On the Ground with the Movement against Mountaintop Removal (Review)

By Carol Polsgrove
Saturday November 12, 2011 - 09:13:00 PM

For insight into the Occupy movement, one of the best places to look is Tricia Shapiro’s new book on the movement against mountaintop removal – Mountain Justice, published by AK Press in Oakland.

When young urban anarchists joined with longtime Appalachian residents in the Mountain Justice Summer campaign of 2005, Shapiro signed on as the campaign’s chronicler. She sat in on strategy sessions and scrambled up a mountain during the night with demonstrators. She listened. She asked questions. She recorded what people said, and she understood what she heard.

An experienced author of young adult histories and biographies under the name Tricia Andryszewski, Shapiro had written about the movements for civil rights and gay rights. She had described the devastation of the Dust Bowl.
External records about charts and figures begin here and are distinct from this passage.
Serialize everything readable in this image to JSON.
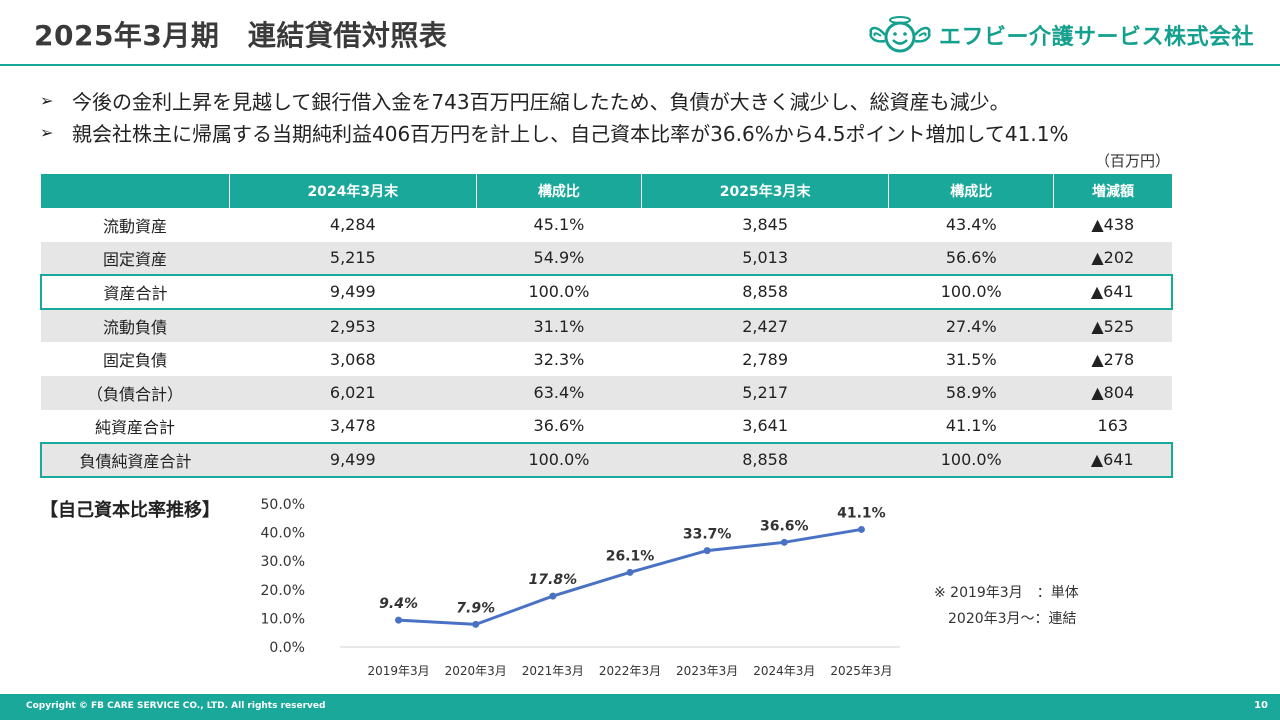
{
  "header": {
    "title": "2025年3月期　連結貸借対照表",
    "company_name": "エフビー介護サービス株式会社"
  },
  "bullets": [
    "今後の金利上昇を見越して銀行借入金を743百万円圧縮したため、負債が大きく減少し、総資産も減少。",
    "親会社株主に帰属する当期純利益406百万円を計上し、自己資本比率が36.6%から4.5ポイント増加して41.1%"
  ],
  "bullet_marker": "➢",
  "table": {
    "unit": "（百万円）",
    "headers": [
      "",
      "2024年3月末",
      "構成比",
      "2025年3月末",
      "構成比",
      "増減額"
    ],
    "rows": [
      [
        "流動資産",
        "4,284",
        "45.1%",
        "3,845",
        "43.4%",
        "▲438"
      ],
      [
        "固定資産",
        "5,215",
        "54.9%",
        "5,013",
        "56.6%",
        "▲202"
      ],
      [
        "資産合計",
        "9,499",
        "100.0%",
        "8,858",
        "100.0%",
        "▲641"
      ],
      [
        "流動負債",
        "2,953",
        "31.1%",
        "2,427",
        "27.4%",
        "▲525"
      ],
      [
        "固定負債",
        "3,068",
        "32.3%",
        "2,789",
        "31.5%",
        "▲278"
      ],
      [
        "（負債合計）",
        "6,021",
        "63.4%",
        "5,217",
        "58.9%",
        "▲804"
      ],
      [
        "純資産合計",
        "3,478",
        "36.6%",
        "3,641",
        "41.1%",
        "163"
      ],
      [
        "負債純資産合計",
        "9,499",
        "100.0%",
        "8,858",
        "100.0%",
        "▲641"
      ]
    ]
  },
  "chart_section_label": "【自己資本比率推移】",
  "chart_data": {
    "type": "line",
    "title": "",
    "xlabel": "",
    "ylabel": "",
    "categories": [
      "2019年3月",
      "2020年3月",
      "2021年3月",
      "2022年3月",
      "2023年3月",
      "2024年3月",
      "2025年3月"
    ],
    "series": [
      {
        "values": [
          9.4,
          7.9,
          17.8,
          26.1,
          33.7,
          36.6,
          41.1
        ],
        "labels": [
          "9.4%",
          "7.9%",
          "17.8%",
          "26.1%",
          "33.7%",
          "36.6%",
          "41.1%"
        ]
      }
    ],
    "italic_labels": [
      true,
      true,
      true,
      false,
      false,
      false,
      false
    ],
    "ylim": [
      0,
      50
    ],
    "yticks": [
      "0.0%",
      "10.0%",
      "20.0%",
      "30.0%",
      "40.0%",
      "50.0%"
    ],
    "grid": false,
    "line_color": "#4a72c4"
  },
  "note": {
    "line1": "※ 2019年3月　：単体",
    "line2": "　2020年3月～：連結"
  },
  "footer": {
    "copyright": "Copyright © FB CARE SERVICE CO., LTD. All rights reserved",
    "page": "10"
  },
  "colors": {
    "accent": "#1aa89a",
    "row_shade": "#e6e6e6"
  }
}
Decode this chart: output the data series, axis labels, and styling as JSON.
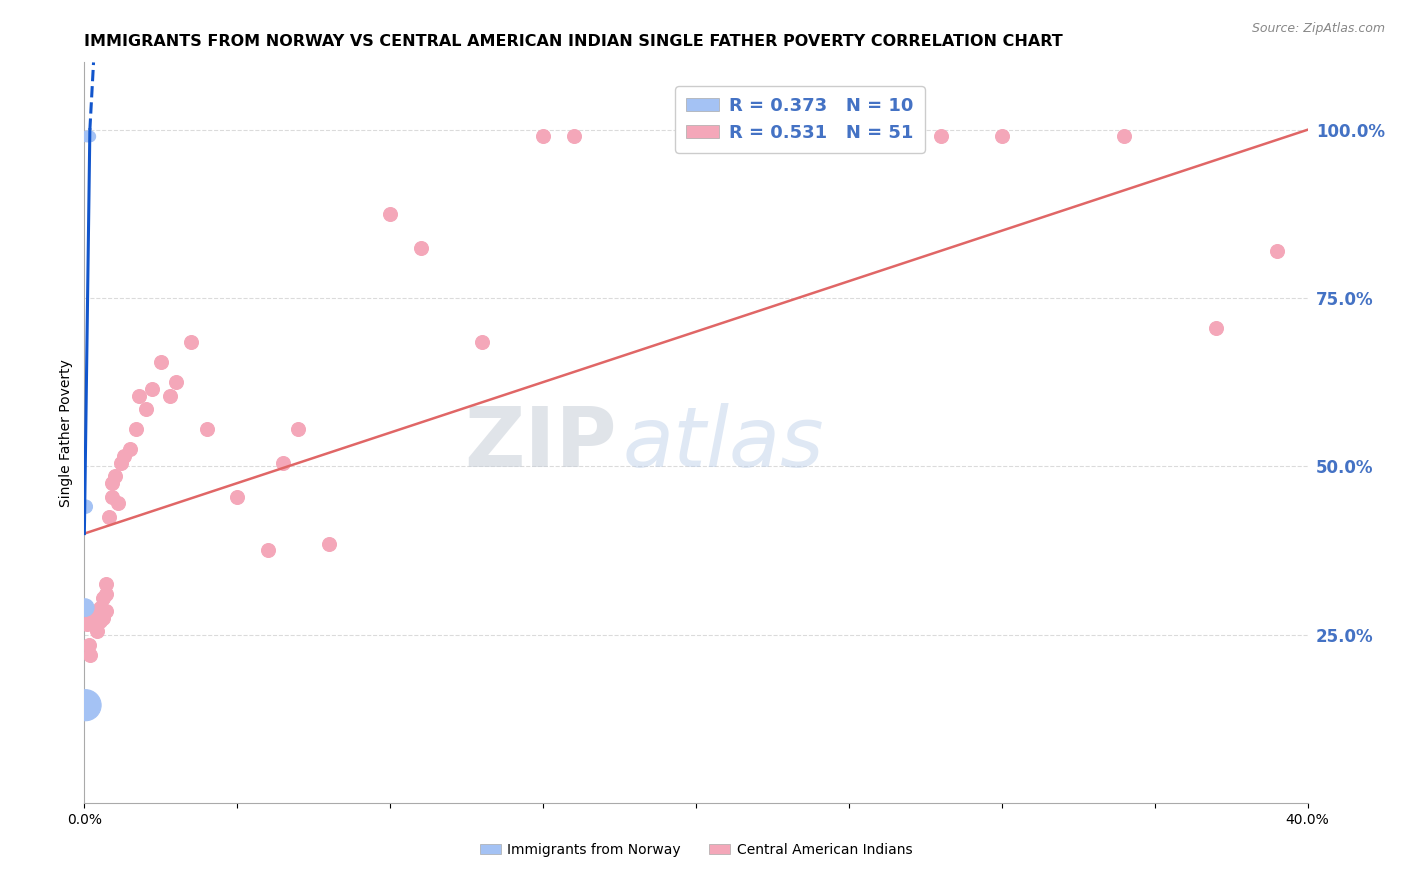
{
  "title": "IMMIGRANTS FROM NORWAY VS CENTRAL AMERICAN INDIAN SINGLE FATHER POVERTY CORRELATION CHART",
  "source": "Source: ZipAtlas.com",
  "ylabel": "Single Father Poverty",
  "y_tick_labels": [
    "25.0%",
    "50.0%",
    "75.0%",
    "100.0%"
  ],
  "y_tick_values": [
    0.25,
    0.5,
    0.75,
    1.0
  ],
  "norway_R": 0.373,
  "norway_N": 10,
  "cai_R": 0.531,
  "cai_N": 51,
  "norway_color": "#a4c2f4",
  "cai_color": "#f4a7b9",
  "norway_line_color": "#1155cc",
  "cai_line_color": "#e06666",
  "norway_scatter_x": [
    0.0005,
    0.001,
    0.0008,
    0.0012,
    0.0015,
    0.002,
    0.0018,
    0.0005,
    0.0003,
    0.0004
  ],
  "norway_scatter_y": [
    0.99,
    0.99,
    0.99,
    0.99,
    0.99,
    0.99,
    0.99,
    0.44,
    0.29,
    0.145
  ],
  "norway_scatter_sizes": [
    55,
    55,
    55,
    55,
    55,
    55,
    55,
    90,
    160,
    500
  ],
  "cai_scatter_x": [
    0.001,
    0.0015,
    0.002,
    0.002,
    0.003,
    0.003,
    0.004,
    0.004,
    0.005,
    0.005,
    0.005,
    0.006,
    0.006,
    0.007,
    0.007,
    0.007,
    0.008,
    0.009,
    0.009,
    0.01,
    0.011,
    0.012,
    0.013,
    0.015,
    0.017,
    0.018,
    0.02,
    0.022,
    0.025,
    0.028,
    0.03,
    0.035,
    0.04,
    0.05,
    0.06,
    0.065,
    0.07,
    0.08,
    0.1,
    0.11,
    0.13,
    0.15,
    0.16,
    0.2,
    0.22,
    0.25,
    0.28,
    0.3,
    0.34,
    0.37,
    0.39
  ],
  "cai_scatter_y": [
    0.265,
    0.235,
    0.27,
    0.22,
    0.265,
    0.27,
    0.255,
    0.28,
    0.29,
    0.275,
    0.27,
    0.305,
    0.275,
    0.31,
    0.325,
    0.285,
    0.425,
    0.455,
    0.475,
    0.485,
    0.445,
    0.505,
    0.515,
    0.525,
    0.555,
    0.605,
    0.585,
    0.615,
    0.655,
    0.605,
    0.625,
    0.685,
    0.555,
    0.455,
    0.375,
    0.505,
    0.555,
    0.385,
    0.875,
    0.825,
    0.685,
    0.99,
    0.99,
    0.99,
    0.99,
    0.99,
    0.99,
    0.99,
    0.99,
    0.705,
    0.82
  ],
  "cai_scatter_sizes": [
    90,
    90,
    90,
    90,
    90,
    90,
    90,
    90,
    90,
    90,
    90,
    90,
    90,
    90,
    90,
    90,
    90,
    90,
    90,
    90,
    90,
    90,
    90,
    90,
    90,
    90,
    90,
    90,
    90,
    90,
    90,
    90,
    90,
    90,
    90,
    90,
    90,
    90,
    90,
    90,
    90,
    90,
    90,
    90,
    90,
    90,
    90,
    90,
    90,
    90,
    90
  ],
  "watermark_zip": "ZIP",
  "watermark_atlas": "atlas",
  "watermark_zip_color": "#d0d8e8",
  "watermark_atlas_color": "#c8d8f0",
  "background_color": "#ffffff",
  "grid_color": "#cccccc",
  "right_axis_color": "#4472c4",
  "title_fontsize": 11.5,
  "axis_label_fontsize": 10,
  "tick_label_fontsize": 10,
  "legend_fontsize": 13
}
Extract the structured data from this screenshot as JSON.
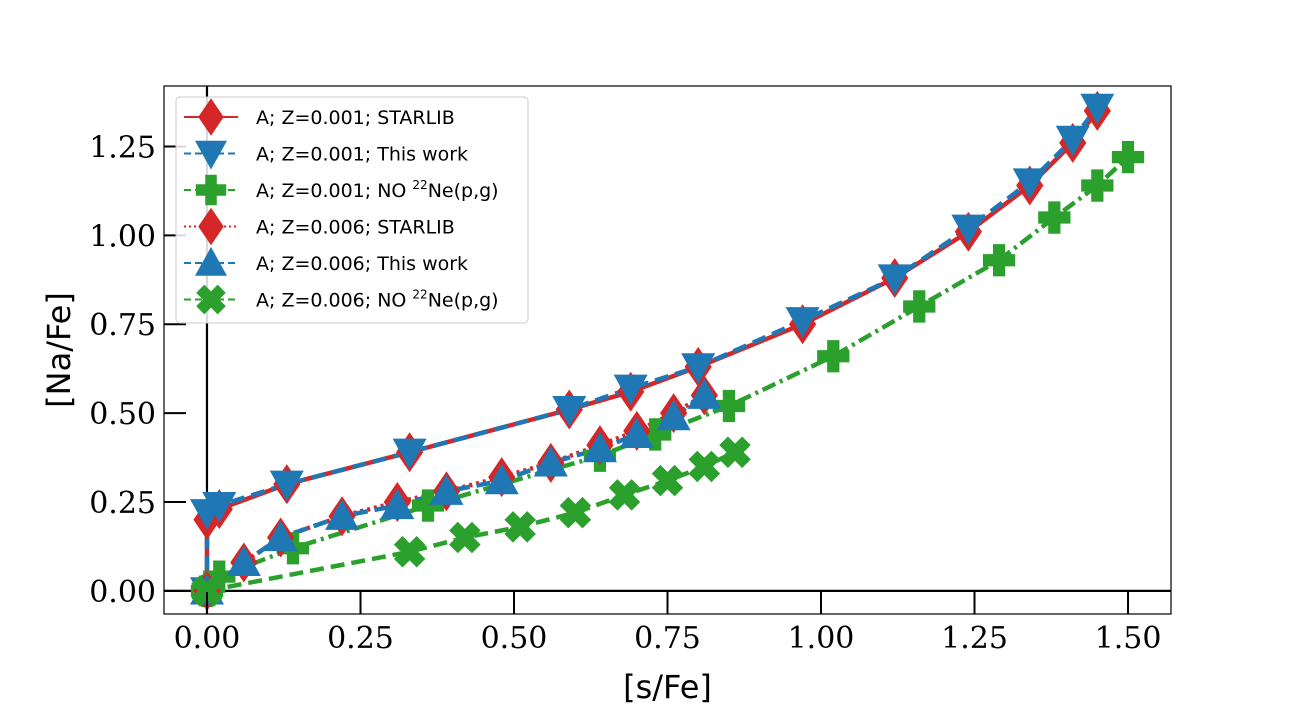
{
  "chart_data": {
    "type": "line",
    "title": "",
    "xlabel": "[s/Fe]",
    "ylabel": "[Na/Fe]",
    "xlim": [
      -0.07,
      1.57
    ],
    "ylim": [
      -0.065,
      1.42
    ],
    "xticks": [
      0.0,
      0.25,
      0.5,
      0.75,
      1.0,
      1.25,
      1.5
    ],
    "xtick_labels": [
      "0.00",
      "0.25",
      "0.50",
      "0.75",
      "1.00",
      "1.25",
      "1.50"
    ],
    "yticks": [
      0.0,
      0.25,
      0.5,
      0.75,
      1.0,
      1.25
    ],
    "ytick_labels": [
      "0.00",
      "0.25",
      "0.50",
      "0.75",
      "1.00",
      "1.25"
    ],
    "grid": false,
    "zero_lines": true,
    "legend_position": "upper-left",
    "series": [
      {
        "name": "A; Z=0.001; STARLIB",
        "legend_main": "A; Z=0.001; STARLIB",
        "legend_sup": "",
        "legend_tail": "",
        "color": "#d62728",
        "marker": "diamond",
        "linestyle": "solid",
        "x": [
          0.0,
          0.0,
          0.02,
          0.13,
          0.33,
          0.59,
          0.69,
          0.8,
          0.97,
          1.12,
          1.24,
          1.34,
          1.41,
          1.45
        ],
        "y": [
          0.0,
          0.2,
          0.23,
          0.3,
          0.39,
          0.51,
          0.56,
          0.63,
          0.75,
          0.88,
          1.01,
          1.14,
          1.26,
          1.35
        ]
      },
      {
        "name": "A; Z=0.001; This work",
        "legend_main": "A; Z=0.001; This work",
        "legend_sup": "",
        "legend_tail": "",
        "color": "#1f77b4",
        "marker": "triangle-down",
        "linestyle": "dashed",
        "x": [
          0.0,
          0.0,
          0.02,
          0.13,
          0.33,
          0.59,
          0.69,
          0.8,
          0.97,
          1.12,
          1.24,
          1.34,
          1.41,
          1.45
        ],
        "y": [
          0.0,
          0.22,
          0.24,
          0.3,
          0.39,
          0.51,
          0.57,
          0.63,
          0.76,
          0.88,
          1.02,
          1.15,
          1.27,
          1.36
        ]
      },
      {
        "name": "A; Z=0.001; NO 22Ne(p,g)",
        "legend_main": "A; Z=0.001; NO ",
        "legend_sup": "22",
        "legend_tail": "Ne(p,g)",
        "color": "#2ca02c",
        "marker": "plus",
        "linestyle": "dashdot",
        "x": [
          0.0,
          0.02,
          0.14,
          0.36,
          0.64,
          0.73,
          0.85,
          1.02,
          1.16,
          1.29,
          1.38,
          1.45,
          1.5
        ],
        "y": [
          0.0,
          0.04,
          0.12,
          0.24,
          0.38,
          0.44,
          0.52,
          0.66,
          0.8,
          0.93,
          1.05,
          1.14,
          1.22
        ]
      },
      {
        "name": "A; Z=0.006; STARLIB",
        "legend_main": "A; Z=0.006; STARLIB",
        "legend_sup": "",
        "legend_tail": "",
        "color": "#d62728",
        "marker": "diamond",
        "linestyle": "dotted",
        "x": [
          0.0,
          0.06,
          0.12,
          0.22,
          0.31,
          0.39,
          0.48,
          0.56,
          0.64,
          0.7,
          0.76,
          0.81
        ],
        "y": [
          0.0,
          0.08,
          0.15,
          0.21,
          0.25,
          0.28,
          0.32,
          0.36,
          0.41,
          0.45,
          0.5,
          0.55
        ]
      },
      {
        "name": "A; Z=0.006; This work",
        "legend_main": "A; Z=0.006; This work",
        "legend_sup": "",
        "legend_tail": "",
        "color": "#1f77b4",
        "marker": "triangle-up",
        "linestyle": "dashed",
        "x": [
          0.0,
          0.06,
          0.12,
          0.22,
          0.31,
          0.39,
          0.48,
          0.56,
          0.64,
          0.7,
          0.76,
          0.81
        ],
        "y": [
          0.0,
          0.08,
          0.15,
          0.21,
          0.24,
          0.28,
          0.31,
          0.36,
          0.4,
          0.44,
          0.49,
          0.55
        ]
      },
      {
        "name": "A; Z=0.006; NO 22Ne(p,g)",
        "legend_main": "A; Z=0.006; NO ",
        "legend_sup": "22",
        "legend_tail": "Ne(p,g)",
        "color": "#2ca02c",
        "marker": "x",
        "linestyle": "dashed",
        "x": [
          0.0,
          0.33,
          0.42,
          0.51,
          0.6,
          0.68,
          0.75,
          0.81,
          0.86
        ],
        "y": [
          0.0,
          0.11,
          0.15,
          0.18,
          0.22,
          0.27,
          0.31,
          0.35,
          0.39
        ]
      }
    ]
  }
}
She wrote then as a historian.

For Mountain Justice, she has written as a reporter, and the movement could not ask for a better one – she is both sympathetic and honest, frank about the disagreements that arose, clear about the failures as well as the successes. 

I wish the book had included images of the devastated wastelands that were once tree-covered mountains. They are a graphic symbol of what happens when corporate power meets political power: the target of the Occupy movement. But those images are abundant on the web (see http://ilovemountains.org/multimedia#photo_gallery). 

What Shapiro has given us is a powerful story—its end not yet in sight. When I talked with her recently in Asheville, she said she had thought the book would be just about Mountain Justice Summer – that it would be a story with a clear end. Instead, she found herself still writing several years later, following the twists and turns of the struggle against coal companies and government agencies until finally, the story unfinished, she ended the book: 

“The fight against MTR in Appalachia is also a fight for better choices for all of us. Free people are choosing to engage in that fight not just to defend their own freedom….but also to make it possible for more and more of their fellow citizens to freely chose to live, in grace and comfort, in ways that are good for the land and its people everywhere. Their fight is our fight too.”